クワイ河収容所

2021年10月22日 08:52

「クワイ河収容所」アーネスト・ゴードン著を読みました。内容は、『スコットランド生まれのイギリス人将校が、第二次大戦中に日本軍の捕虜となる。タイ・クワイ河流域の収容所生活は、不信と憎悪と死臭に満ちた生活だった。アジアを含む膨大な死者を生んだ泰緬鉄道建設の強制労働のための収容所という地獄の中で、奇跡的に捕虜たちは、友愛の精神を通して人間性を取り戻していく。』過酷な捕虜体験を綴ったノンフィクションです。著者のアーネスト・ゴードンさんは戦後アメリカに渡り、ハートフォド神学校に学び、1955年プリンストン大学の教会牧師となっています。
ちなみに映画「戦場にかける橋」デヴィッド・リーン監督(第30回アカデミー賞作品賞)は同じく泰緬鉄道建設に強制的に動員された捕虜の話ですが、原作はフランスの小説家ピエール・ブールの「戦場にかける橋」を原作としていて、ノンフィクションではなく脚色されています。(原作「戦場にかける橋」は残念ながら日本語訳は出ていないようです)

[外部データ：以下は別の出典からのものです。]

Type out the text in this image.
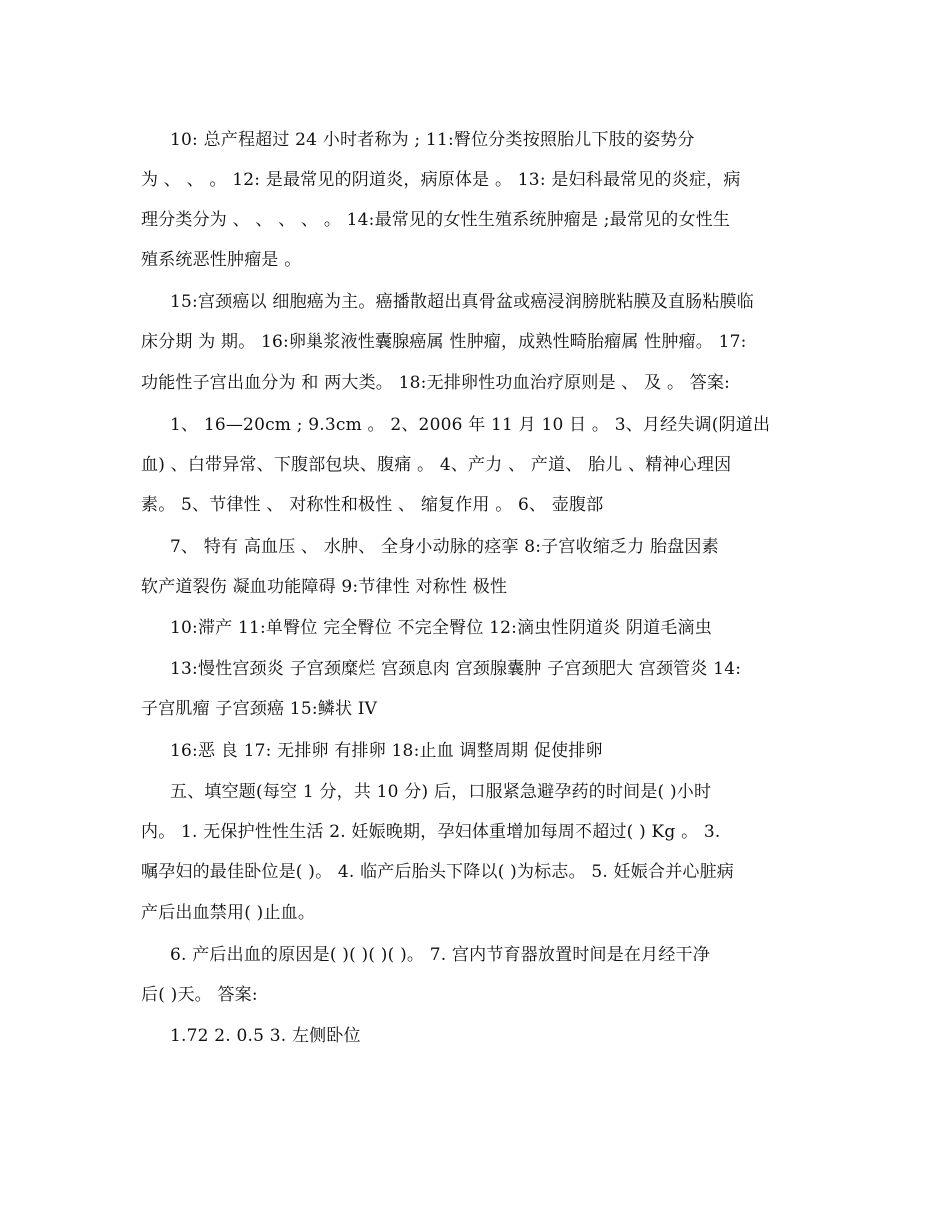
10: 总产程超过 24 小时者称为 ; 11:臀位分类按照胎儿下肢的姿势分
为 、 、 。 12: 是最常见的阴道炎，病原体是 。 13: 是妇科最常见的炎症，病
理分类分为 、 、 、 、 。 14:最常见的女性生殖系统肿瘤是 ;最常见的女性生
殖系统恶性肿瘤是 。
15:宫颈癌以 细胞癌为主。癌播散超出真骨盆或癌浸润膀胱粘膜及直肠粘膜临
床分期 为 期。 16:卵巢浆液性囊腺癌属 性肿瘤，成熟性畸胎瘤属 性肿瘤。 17:
功能性子宫出血分为 和 两大类。 18:无排卵性功血治疗原则是 、 及 。 答案:
1、 16—20cm ; 9.3cm 。 2、2006 年 11 月 10 日 。 3、月经失调(阴道出
血) 、白带异常、下腹部包块、腹痛 。 4、产力 、 产道、 胎儿 、精神心理因
素。 5、节律性 、 对称性和极性 、 缩复作用 。 6、 壶腹部
7、 特有 高血压 、 水肿、 全身小动脉的痉挛 8:子宫收缩乏力 胎盘因素
软产道裂伤 凝血功能障碍 9:节律性 对称性 极性
10:滞产 11:单臀位 完全臀位 不完全臀位 12:滴虫性阴道炎 阴道毛滴虫
13:慢性宫颈炎 子宫颈糜烂 宫颈息肉 宫颈腺囊肿 子宫颈肥大 宫颈管炎 14:
子宫肌瘤 子宫颈癌 15:鳞状 IV
16:恶 良 17: 无排卵 有排卵 18:止血 调整周期 促使排卵
五、填空题(每空 1 分，共 10 分) 后，口服紧急避孕药的时间是( )小时
内。 1. 无保护性性生活 2. 妊娠晚期，孕妇体重增加每周不超过( ) Kg 。 3.
嘱孕妇的最佳卧位是( )。 4. 临产后胎头下降以( )为标志。 5. 妊娠合并心脏病
产后出血禁用( )止血。
6. 产后出血的原因是( )( )( )( )。 7. 宫内节育器放置时间是在月经干净
后( )天。 答案:
1.72 2. 0.5 3. 左侧卧位
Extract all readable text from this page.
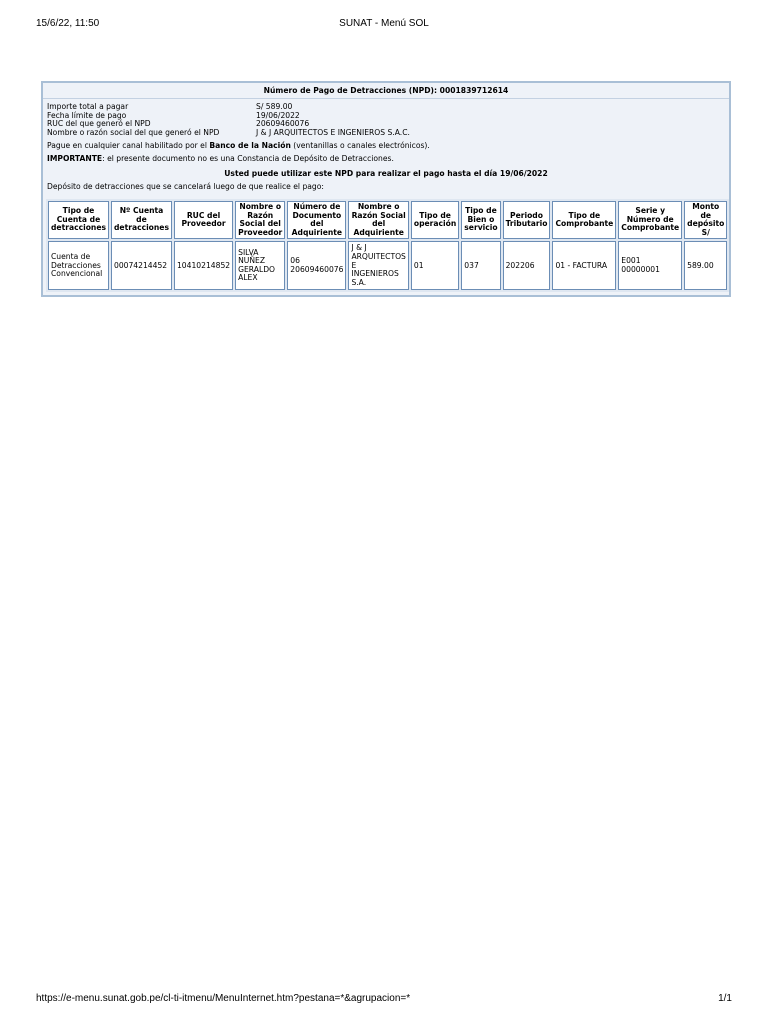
15/6/22, 11:50	SUNAT - Menú SOL
Número de Pago de Detracciones (NPD): 0001839712614
Importe total a pagar	S/ 589.00
Fecha límite de pago	19/06/2022
RUC del que generó el NPD	20609460076
Nombre o razón social del que generó el NPD	J & J ARQUITECTOS E INGENIEROS S.A.C.
Pague en cualquier canal habilitado por el Banco de la Nación (ventanillas o canales electrónicos).
IMPORTANTE: el presente documento no es una Constancia de Depósito de Detracciones.
Usted puede utilizar este NPD para realizar el pago hasta el día 19/06/2022
Depósito de detracciones que se cancelará luego de que realice el pago:
Tipo de Cuenta de detracciones	Nº Cuenta de detracciones	RUC del Proveedor	Nombre o Razón Social del Proveedor	Número de Documento del Adquiriente	Nombre o Razón Social del Adquiriente	Tipo de operación	Tipo de Bien o servicio	Periodo Tributario	Tipo de Comprobante	Serie y Número de Comprobante	Monto de depósito S/
Cuenta de Detracciones Convencional	00074214452	10410214852	SILVA NUÑEZ GERALDO ALEX	06 20609460076	J & J ARQUITECTOS E INGENIEROS S.A.	01	037	202206	01 - FACTURA	E001 00000001	589.00
https://e-menu.sunat.gob.pe/cl-ti-itmenu/MenuInternet.htm?pestana=*&agrupacion=*	1/1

前半の過酷な収容所生活の部分では、日本兵と捕虜との関係性や捕虜同士の関係性も含めて、人間の奥底にある本性のようなものが、現場で実際に観て感じた者を通じて語られ、リアルで重苦しい話が続きます。戦争体験談においてあらゆるところで登場しますが、ここでも日本軍のあからさまの人命軽視の姿勢が明らかにされ、組織全体に隅々まで行き渡っていた根深い問題だったと感じます。後半はキリスト教的は宗教観が全面にわたっているので、日本人からするとちょっと馴染みが少ない感じがしますが、神を信仰することとは・・・ある人が神を信じて心の平安を得て行く、その心理的な過程や原理みたいなものが克明に記されていて、宗教というものをアーネスト・ゴードンさんの心を通じて、こういうものなのかな・・と学ぶ事ができる内容となっています。人間とは、宗教とは、心の平安とは、戦争とは・・・・簡単に答えは出そうにありません。